How does rock mechanics help engineers better understand how rocks will react to tunneling projects?

Tunneling into rock is a relatively complex process, requiring careful project planning and analysis of site conditions. While rock may seem solid, it contains numerous cracks, fissures, faults, folds, and discontinuities, all of which can trigger tunnel collapse.

In addition to the faults and discontinuities mentioned previously, the physical condition of the rock, the number and type of layers, their orientation (strike and dip), water table elevation, etc., all affect the mechanical properties of the rock formation, which in turn influence the feasibility, trenchless construction methods, and stability of the tunnel design.

Rock mechanics, as its name suggests, is the study of the mechanical behavior of rocks and rock masses. It is a theoretical and applied science field that is concerned with how rock structures respond when subjected to various forces in their physical environment.

In terms of engineering applications, it specifically deals with the design of structures built in, around, or from rock. In addition to civil engineering and construction, rock mechanics is commonly used in other industries, such as mining, nuclear and petroleum engineering.

Geological Engineering professionals who specialize in rock engineering and tunnel design typically use a variety of numerical and 3D analysis, geological tools, and fundamental principles to assess rock properties and behavior to design safe and economical tunneling solutions.

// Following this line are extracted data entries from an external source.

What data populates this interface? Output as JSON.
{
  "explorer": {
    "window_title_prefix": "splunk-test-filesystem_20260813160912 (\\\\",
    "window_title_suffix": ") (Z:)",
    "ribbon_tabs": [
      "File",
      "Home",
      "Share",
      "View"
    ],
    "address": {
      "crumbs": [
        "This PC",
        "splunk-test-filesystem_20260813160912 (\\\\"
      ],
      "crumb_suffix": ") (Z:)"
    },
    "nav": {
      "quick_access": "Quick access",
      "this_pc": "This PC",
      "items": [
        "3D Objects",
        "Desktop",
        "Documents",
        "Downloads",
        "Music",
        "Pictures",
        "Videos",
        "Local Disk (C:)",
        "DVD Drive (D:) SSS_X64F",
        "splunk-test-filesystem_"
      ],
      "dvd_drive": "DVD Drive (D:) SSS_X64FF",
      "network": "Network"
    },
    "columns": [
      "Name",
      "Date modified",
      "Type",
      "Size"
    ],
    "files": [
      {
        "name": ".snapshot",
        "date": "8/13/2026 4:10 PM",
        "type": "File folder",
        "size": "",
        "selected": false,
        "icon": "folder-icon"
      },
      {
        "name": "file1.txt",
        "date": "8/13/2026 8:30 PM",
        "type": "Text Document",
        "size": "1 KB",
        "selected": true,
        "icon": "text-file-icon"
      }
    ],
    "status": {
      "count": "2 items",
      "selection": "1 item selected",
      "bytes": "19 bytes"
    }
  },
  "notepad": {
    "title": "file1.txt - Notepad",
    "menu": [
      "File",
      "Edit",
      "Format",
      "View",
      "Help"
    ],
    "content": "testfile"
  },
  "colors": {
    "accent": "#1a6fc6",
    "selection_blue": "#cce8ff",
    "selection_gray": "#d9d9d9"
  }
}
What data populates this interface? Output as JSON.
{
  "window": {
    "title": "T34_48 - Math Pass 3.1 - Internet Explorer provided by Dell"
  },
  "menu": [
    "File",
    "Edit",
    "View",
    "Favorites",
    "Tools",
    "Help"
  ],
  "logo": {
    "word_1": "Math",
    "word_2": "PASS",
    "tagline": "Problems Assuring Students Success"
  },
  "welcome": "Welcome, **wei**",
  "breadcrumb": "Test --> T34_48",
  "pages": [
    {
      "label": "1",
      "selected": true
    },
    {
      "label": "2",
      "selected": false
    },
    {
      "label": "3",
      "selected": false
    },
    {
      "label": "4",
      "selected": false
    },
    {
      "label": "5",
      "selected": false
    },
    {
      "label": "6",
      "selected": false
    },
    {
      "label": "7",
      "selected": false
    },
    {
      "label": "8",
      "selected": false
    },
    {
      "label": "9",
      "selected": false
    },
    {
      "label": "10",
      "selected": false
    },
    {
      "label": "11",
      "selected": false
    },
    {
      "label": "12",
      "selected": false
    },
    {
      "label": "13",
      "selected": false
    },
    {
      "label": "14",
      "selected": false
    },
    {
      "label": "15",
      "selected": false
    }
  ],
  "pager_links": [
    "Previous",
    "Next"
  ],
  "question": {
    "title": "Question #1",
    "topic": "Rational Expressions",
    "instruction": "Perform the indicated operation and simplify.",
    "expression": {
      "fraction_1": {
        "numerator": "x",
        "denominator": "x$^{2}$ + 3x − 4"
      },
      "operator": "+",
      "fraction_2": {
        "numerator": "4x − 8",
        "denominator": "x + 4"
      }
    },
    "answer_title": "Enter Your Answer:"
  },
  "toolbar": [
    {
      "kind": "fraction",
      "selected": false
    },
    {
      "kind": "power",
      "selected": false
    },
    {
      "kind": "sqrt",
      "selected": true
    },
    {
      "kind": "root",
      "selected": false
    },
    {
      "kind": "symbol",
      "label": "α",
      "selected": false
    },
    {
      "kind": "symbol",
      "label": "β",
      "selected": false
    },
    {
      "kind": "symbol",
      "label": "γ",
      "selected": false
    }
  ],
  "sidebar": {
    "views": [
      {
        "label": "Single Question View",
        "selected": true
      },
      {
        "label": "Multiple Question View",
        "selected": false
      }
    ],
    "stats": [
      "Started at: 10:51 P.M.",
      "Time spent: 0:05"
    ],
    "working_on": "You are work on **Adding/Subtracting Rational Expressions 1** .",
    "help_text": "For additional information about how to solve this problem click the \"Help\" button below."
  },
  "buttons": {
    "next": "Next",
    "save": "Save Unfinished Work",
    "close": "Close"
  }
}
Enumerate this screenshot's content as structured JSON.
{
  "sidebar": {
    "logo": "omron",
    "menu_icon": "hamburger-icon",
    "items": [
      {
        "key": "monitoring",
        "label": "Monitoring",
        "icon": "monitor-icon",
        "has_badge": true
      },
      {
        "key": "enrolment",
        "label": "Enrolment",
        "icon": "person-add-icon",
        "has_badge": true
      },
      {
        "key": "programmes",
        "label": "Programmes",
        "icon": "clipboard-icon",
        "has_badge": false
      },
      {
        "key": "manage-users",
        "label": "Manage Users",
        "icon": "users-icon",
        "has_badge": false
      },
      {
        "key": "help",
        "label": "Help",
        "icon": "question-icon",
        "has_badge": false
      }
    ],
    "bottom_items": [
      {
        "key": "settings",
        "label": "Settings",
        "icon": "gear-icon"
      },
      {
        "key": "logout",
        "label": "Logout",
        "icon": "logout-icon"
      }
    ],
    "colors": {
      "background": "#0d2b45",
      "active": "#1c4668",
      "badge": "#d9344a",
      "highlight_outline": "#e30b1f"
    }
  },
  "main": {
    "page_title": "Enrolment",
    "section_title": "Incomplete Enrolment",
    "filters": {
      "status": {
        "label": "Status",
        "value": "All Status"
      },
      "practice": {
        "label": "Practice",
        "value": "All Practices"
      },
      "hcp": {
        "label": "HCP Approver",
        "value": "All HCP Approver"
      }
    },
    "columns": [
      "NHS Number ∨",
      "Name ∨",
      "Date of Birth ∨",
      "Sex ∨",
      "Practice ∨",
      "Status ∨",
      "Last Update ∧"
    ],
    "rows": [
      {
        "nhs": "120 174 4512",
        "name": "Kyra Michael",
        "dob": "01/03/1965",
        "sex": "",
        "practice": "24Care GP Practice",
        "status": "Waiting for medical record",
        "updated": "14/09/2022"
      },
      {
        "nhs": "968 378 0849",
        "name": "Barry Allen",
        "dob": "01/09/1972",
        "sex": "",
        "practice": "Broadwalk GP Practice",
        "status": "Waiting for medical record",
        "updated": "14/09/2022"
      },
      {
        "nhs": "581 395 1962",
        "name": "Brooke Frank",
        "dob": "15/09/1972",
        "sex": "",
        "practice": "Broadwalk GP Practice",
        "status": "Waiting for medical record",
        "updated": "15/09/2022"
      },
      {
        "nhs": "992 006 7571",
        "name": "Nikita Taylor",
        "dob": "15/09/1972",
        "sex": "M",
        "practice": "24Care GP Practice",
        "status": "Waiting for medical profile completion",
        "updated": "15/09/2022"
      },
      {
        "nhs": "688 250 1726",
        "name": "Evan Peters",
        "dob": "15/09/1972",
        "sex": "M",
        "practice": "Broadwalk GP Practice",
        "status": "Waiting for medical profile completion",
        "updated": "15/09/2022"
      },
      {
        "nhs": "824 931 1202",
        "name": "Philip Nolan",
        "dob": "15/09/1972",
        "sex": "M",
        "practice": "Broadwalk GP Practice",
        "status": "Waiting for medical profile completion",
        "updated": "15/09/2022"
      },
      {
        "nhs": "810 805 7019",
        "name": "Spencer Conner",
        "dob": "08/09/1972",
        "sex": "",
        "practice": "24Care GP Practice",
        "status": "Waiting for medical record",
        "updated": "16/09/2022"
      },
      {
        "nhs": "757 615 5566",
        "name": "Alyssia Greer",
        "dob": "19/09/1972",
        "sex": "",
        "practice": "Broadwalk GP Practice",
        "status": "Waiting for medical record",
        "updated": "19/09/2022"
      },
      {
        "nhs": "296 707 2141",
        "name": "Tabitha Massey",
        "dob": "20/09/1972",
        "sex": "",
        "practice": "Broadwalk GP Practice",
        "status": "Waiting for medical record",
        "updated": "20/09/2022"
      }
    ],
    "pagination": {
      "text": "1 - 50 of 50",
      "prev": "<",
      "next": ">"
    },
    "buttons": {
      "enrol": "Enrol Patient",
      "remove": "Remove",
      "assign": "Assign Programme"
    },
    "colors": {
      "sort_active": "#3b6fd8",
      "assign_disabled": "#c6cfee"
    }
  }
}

These tools, combined with testing of in-situ stress conditions, allow engineers to approximate the stresses present in the rock and determine any potential strains which may arise due to tunnel excavations. Once the appropriate analyses have been performed, engineers can establish the following:

• The overall feasibility of the tunnel project given the properties of the existing rock properties.
• The estimated cost of the project, taking into consideration various factors, such as time, labor and permanent/temporary structural supports.
• The types of stability measures required.
• The optimum geometry and dimensions of the tunnel based on the properties of the rock.